The thing it fixes is the syscall tax. The old way, with epoll, you wait for readiness and then make a syscall to actually do the read, and another for the write, and so on. Per operation, per connection, that adds up. io_uring flips it: you fill a submission queue with the operations you want, the kernel does them, and you pick the results up off a completion queue. You can batch a pile of work and hand it over in a single io_uring_enter, or with a polled setup, none at all. Submission and completion are shared ring buffers between you and the kernel, hence the name.
The first thing I noticed wasn't speed, it was the shape of the code. With liburing the loop reads naturally: prepare the operations, submit, reap completions, repeat.
struct io_uring_sqe *sqe = io_uring_get_sqe(&ring);
io_uring_prep_read(sqe, fd, buf, len, offset);
io_uring_sqe_set_data(sqe, conn);
io_uring_submit(&ring);
struct io_uring_cqe *cqe;
io_uring_wait_cqe(&ring, &cqe);
struct conn *c = io_uring_cqe_get_data(cqe);
/* cqe->res is the byte count, or -errno */
io_uring_cqe_seen(&ring, cqe);
What I liked is that the same machinery handles disk and network. epoll never really did files; you'd bolt on a thread pool for anything that might block on storage. Here, a buffered read and a socket recv go through the same ring. That uniformity is the bit that feels like progress, more than any throughput figure.
Now the caveats, because there are always caveats. The interface has moved fast across kernel versions, and the operation you read about in a blog post may not exist on the kernel you actually run in production. I tested on a recent kernel and got a different feature set than the slightly older one on a box I care about. Pin your assumptions to a kernel version, not to a blog.
The other thing is that io_uring has been a steady source of security advisories, enough that several large operators have simply disabled it via kernel.io_uring_disabled rather than audit every code path. That sysctl exists for a reason. If you're deploying this somewhere serious, that's a conversation to have with whoever owns your threat model before you reach for the performance.

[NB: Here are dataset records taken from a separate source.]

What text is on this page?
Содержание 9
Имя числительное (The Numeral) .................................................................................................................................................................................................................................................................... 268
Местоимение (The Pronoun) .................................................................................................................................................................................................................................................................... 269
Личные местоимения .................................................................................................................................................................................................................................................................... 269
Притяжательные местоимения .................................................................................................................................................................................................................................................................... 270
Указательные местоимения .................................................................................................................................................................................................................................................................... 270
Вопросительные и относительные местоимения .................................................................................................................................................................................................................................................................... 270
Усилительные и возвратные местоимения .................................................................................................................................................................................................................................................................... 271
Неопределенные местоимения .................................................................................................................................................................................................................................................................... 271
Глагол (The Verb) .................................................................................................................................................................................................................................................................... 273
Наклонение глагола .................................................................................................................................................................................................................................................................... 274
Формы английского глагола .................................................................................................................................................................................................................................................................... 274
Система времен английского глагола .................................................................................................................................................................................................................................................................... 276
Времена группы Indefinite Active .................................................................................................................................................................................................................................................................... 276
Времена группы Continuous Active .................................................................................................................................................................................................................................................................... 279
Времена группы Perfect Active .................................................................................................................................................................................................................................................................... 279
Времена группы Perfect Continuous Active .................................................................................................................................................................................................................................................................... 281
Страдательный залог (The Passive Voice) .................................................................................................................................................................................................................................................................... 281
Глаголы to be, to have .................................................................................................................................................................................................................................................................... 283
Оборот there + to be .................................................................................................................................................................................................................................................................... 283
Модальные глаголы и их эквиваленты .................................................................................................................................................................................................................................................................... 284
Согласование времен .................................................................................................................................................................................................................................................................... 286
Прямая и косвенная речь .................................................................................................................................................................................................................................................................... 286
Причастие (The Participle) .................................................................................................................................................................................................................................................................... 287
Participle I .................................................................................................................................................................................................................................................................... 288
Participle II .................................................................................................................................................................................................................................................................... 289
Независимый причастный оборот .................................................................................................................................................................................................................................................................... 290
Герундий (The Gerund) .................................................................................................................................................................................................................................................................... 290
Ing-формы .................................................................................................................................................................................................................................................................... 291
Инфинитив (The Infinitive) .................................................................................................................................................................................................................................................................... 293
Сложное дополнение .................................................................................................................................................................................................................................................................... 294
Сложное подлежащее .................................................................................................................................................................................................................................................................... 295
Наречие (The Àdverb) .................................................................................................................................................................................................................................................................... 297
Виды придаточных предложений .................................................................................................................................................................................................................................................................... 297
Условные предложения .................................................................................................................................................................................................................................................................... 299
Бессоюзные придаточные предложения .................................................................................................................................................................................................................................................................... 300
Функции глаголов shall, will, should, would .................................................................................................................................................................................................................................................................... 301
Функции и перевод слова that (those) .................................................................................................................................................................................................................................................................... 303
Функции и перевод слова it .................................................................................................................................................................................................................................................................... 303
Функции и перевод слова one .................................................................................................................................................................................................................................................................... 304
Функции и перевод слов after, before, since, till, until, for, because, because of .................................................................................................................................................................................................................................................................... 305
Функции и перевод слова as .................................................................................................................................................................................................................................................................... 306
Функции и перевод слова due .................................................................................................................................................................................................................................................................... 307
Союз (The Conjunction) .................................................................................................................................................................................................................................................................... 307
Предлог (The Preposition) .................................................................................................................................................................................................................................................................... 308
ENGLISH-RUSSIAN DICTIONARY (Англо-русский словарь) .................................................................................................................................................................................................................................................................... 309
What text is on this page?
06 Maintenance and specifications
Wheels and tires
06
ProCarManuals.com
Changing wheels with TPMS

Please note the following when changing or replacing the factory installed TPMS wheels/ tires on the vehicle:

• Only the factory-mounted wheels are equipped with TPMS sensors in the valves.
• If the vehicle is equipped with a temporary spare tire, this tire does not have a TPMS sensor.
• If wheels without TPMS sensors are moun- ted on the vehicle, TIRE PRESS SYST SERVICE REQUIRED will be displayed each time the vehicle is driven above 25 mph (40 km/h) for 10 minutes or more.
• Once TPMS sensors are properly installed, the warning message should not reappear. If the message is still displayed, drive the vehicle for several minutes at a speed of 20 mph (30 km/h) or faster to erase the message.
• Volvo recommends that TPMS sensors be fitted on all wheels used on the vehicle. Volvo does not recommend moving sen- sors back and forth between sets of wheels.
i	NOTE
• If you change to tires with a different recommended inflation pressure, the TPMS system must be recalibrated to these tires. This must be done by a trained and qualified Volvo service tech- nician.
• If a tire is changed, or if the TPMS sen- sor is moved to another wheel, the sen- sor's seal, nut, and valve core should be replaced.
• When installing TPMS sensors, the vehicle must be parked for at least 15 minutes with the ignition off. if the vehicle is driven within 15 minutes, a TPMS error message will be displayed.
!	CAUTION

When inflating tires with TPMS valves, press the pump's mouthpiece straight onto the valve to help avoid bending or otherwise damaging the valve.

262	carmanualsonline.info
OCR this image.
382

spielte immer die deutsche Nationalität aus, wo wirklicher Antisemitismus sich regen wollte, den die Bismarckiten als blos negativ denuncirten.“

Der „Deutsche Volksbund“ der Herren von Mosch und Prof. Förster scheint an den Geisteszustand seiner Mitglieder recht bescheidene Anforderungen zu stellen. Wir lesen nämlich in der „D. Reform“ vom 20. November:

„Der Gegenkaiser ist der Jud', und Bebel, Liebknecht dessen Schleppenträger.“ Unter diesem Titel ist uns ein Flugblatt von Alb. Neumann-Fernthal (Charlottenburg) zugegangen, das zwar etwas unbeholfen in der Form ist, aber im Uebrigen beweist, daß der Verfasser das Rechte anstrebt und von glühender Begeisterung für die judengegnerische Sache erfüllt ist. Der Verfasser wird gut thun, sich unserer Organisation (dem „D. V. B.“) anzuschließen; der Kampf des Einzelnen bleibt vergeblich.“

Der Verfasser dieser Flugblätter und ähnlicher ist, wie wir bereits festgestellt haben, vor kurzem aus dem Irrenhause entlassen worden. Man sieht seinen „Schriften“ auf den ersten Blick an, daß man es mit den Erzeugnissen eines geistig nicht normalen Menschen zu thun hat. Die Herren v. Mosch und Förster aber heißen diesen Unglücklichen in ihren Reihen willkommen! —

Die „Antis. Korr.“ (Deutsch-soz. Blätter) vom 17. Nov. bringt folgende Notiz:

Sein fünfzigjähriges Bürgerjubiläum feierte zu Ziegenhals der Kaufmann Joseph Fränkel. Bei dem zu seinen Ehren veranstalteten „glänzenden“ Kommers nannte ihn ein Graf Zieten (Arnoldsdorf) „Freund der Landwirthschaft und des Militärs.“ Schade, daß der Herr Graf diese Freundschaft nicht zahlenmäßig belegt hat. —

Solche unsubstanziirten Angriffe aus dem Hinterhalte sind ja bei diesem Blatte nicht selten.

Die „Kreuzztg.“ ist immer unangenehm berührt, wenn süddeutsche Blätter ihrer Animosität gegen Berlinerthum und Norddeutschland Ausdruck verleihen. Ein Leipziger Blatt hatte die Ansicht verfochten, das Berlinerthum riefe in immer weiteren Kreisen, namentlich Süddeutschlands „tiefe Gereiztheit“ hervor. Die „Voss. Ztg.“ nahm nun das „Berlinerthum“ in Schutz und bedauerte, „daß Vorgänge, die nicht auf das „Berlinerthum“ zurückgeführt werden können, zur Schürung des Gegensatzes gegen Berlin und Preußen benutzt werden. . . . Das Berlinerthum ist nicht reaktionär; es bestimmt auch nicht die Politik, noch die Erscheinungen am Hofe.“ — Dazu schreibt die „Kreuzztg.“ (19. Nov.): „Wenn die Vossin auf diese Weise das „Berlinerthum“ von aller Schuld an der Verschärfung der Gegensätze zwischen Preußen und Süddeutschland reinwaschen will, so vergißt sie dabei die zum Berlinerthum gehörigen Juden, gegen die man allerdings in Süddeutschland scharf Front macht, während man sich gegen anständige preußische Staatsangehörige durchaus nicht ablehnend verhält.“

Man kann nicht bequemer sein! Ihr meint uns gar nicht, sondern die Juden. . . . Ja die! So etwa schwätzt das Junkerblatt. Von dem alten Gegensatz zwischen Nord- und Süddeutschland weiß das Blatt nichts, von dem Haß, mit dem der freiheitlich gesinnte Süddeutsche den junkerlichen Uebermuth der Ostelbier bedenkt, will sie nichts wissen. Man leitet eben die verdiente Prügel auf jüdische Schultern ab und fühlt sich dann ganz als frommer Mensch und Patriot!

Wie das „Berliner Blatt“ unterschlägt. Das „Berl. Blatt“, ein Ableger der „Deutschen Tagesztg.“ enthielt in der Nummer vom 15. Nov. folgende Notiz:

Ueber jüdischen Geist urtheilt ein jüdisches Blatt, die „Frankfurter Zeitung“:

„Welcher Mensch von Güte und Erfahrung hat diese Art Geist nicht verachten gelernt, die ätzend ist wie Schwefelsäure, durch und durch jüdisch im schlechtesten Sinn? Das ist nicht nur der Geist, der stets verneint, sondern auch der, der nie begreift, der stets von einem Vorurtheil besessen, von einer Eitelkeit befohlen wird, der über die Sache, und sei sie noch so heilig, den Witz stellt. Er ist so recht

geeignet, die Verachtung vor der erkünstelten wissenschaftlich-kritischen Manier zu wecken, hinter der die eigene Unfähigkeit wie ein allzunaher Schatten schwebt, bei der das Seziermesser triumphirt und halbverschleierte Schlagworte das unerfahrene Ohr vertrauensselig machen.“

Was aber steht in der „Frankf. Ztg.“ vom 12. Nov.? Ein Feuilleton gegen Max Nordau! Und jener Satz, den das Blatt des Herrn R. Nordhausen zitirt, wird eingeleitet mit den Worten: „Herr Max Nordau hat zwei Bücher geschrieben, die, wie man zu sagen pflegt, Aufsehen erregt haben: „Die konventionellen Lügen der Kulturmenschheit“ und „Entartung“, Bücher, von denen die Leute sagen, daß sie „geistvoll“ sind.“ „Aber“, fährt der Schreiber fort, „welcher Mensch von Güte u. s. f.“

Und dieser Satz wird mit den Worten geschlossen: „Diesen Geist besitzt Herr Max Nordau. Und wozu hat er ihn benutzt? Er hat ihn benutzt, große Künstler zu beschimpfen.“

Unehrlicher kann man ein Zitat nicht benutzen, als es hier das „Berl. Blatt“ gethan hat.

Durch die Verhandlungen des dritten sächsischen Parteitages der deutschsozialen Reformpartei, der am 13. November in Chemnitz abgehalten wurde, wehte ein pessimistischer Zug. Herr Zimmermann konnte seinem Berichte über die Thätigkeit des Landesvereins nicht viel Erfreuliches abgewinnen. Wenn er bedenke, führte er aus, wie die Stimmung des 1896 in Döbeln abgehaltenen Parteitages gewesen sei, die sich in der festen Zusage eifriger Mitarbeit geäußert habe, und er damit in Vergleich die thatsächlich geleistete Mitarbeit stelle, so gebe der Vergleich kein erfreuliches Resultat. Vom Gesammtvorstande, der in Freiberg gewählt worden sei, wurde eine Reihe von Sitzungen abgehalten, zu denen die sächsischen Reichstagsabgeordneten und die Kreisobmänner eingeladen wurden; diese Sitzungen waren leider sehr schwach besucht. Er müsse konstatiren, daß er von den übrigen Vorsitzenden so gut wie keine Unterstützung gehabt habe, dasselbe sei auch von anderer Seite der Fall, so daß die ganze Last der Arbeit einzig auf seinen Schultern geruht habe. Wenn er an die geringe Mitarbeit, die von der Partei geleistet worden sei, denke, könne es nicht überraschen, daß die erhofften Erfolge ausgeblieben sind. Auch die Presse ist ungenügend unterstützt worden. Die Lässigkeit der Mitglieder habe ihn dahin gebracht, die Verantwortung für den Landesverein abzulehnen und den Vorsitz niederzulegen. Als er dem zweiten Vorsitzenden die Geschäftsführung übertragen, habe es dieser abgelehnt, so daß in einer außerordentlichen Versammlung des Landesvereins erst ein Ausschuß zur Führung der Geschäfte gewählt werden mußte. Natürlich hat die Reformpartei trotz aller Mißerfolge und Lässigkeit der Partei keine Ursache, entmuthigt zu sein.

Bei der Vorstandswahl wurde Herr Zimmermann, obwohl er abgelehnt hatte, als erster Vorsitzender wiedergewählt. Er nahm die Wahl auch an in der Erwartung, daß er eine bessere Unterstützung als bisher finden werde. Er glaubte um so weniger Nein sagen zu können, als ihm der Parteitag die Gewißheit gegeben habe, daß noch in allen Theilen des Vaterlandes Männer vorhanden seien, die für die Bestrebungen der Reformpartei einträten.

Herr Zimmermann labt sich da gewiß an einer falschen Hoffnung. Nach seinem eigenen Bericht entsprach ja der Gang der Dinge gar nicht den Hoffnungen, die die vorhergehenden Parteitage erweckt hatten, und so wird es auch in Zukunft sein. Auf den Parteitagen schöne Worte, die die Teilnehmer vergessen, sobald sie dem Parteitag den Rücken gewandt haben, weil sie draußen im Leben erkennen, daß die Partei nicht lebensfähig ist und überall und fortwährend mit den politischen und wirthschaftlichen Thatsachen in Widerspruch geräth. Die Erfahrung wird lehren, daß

So, first impressions: the programming model is the best thing to happen to Linux async I/O in a long while, and I enjoyed writing against it far more than I expected. I'm not rushing it onto anything I'd get paged for, but for a side project where I control the kernel and the blast radius, it's a delight. I'll be back with real numbers once I've stopped admiring the API long enough to measure it.